LILA THE WEREWOLF

Peter S. Beagle

Lila Braun had been living with Farrell for three weeks before he found out she was a werewolf. They had met at a party when the moon was a few nights past the full, and by the time it had withered to the shape of a lemon Lila had moved her suitcase, her guitar, and her Ewan MacColl records two blocks north and four blocks west to Farrell's apartment on Ninety-eighth Street. Girls sometimes happened to Farrell like that.

One evening Lila wasn't in when Farrell came home from work at the bookstore. She had left a note on the table, under a can of tunafish. The note said that she had gone up to the Bronx to have dinner with her mother, and would probably be spending the night there. The coleslaw in the refrigerator should be finished up before it went bad.

Farrell ate the tunafish and gave the coleslaw to Grunewald. Grunewald was a half-grown Russian wolfhound, the color of sour milk. He looked like a goat, and had no outside interests except shoes. Farrell was taking care of him for a girl who was away in Europe for the summer. She sent Grunewald a tape recording of her voice every week.

Farrell went to a movie with a friend, and to the West End afterward for beer. Then he walked home alone under the full moon, which was red and yellow. He reheated the morning coffee, played a record, read through a week-old "News of the Week in Review" section of the Sunday Times, and finally took Grunewald up to the roof for the night, as he always did. The dog had been accustomed to sleep in the same bed with his mistress, and the point was not negotiable. Grunewald mooed and scrabbled and butted all the way, but Farrell pushed him out among the looming chimneys and ventilators and slammed the door. Then he came back downstairs and went to bed.

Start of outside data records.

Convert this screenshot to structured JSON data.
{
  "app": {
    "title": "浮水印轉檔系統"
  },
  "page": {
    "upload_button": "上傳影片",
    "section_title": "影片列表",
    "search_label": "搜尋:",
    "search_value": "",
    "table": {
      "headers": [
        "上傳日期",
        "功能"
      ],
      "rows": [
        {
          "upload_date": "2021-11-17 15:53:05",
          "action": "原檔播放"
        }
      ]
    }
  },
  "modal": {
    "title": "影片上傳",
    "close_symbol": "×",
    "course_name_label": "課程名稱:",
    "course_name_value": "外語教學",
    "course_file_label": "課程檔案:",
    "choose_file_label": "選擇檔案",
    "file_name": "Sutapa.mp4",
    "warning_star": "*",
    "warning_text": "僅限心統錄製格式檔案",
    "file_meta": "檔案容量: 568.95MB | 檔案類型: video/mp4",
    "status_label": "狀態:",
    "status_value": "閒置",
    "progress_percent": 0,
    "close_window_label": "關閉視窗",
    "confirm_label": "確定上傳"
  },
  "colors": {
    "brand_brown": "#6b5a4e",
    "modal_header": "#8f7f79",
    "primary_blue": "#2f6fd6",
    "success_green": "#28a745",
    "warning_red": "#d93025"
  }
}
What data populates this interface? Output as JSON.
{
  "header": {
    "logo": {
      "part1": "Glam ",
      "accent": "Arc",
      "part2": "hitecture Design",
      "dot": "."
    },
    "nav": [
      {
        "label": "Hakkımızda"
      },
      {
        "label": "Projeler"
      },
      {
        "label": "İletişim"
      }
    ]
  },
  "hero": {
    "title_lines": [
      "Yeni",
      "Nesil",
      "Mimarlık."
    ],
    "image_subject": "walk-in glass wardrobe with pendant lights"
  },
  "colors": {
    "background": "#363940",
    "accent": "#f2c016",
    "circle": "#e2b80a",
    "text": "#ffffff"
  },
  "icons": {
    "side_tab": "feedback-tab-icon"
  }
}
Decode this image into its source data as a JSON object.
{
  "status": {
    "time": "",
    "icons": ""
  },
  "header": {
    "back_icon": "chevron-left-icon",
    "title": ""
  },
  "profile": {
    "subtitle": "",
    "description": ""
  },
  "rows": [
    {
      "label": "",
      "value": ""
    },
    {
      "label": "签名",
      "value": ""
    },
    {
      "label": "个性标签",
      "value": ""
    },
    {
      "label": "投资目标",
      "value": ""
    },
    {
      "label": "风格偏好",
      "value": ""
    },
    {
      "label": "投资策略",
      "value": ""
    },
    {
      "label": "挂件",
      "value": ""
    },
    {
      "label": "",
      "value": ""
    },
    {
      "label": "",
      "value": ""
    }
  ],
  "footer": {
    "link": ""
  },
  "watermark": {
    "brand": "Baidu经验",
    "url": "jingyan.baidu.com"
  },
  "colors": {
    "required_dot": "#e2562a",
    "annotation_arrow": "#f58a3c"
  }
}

He slept very badly. Grunewald's baying woke him twice; and there was something else that brought him half out of bed, thirsty and lonely, with his sinuses full and the night swaying like a curtain as the figures of his dream scurried offstage. Grunewald seemed to have gone off the air—perhaps it was the silence that had awakened him. Whatever the reason, he never really got back to sleep.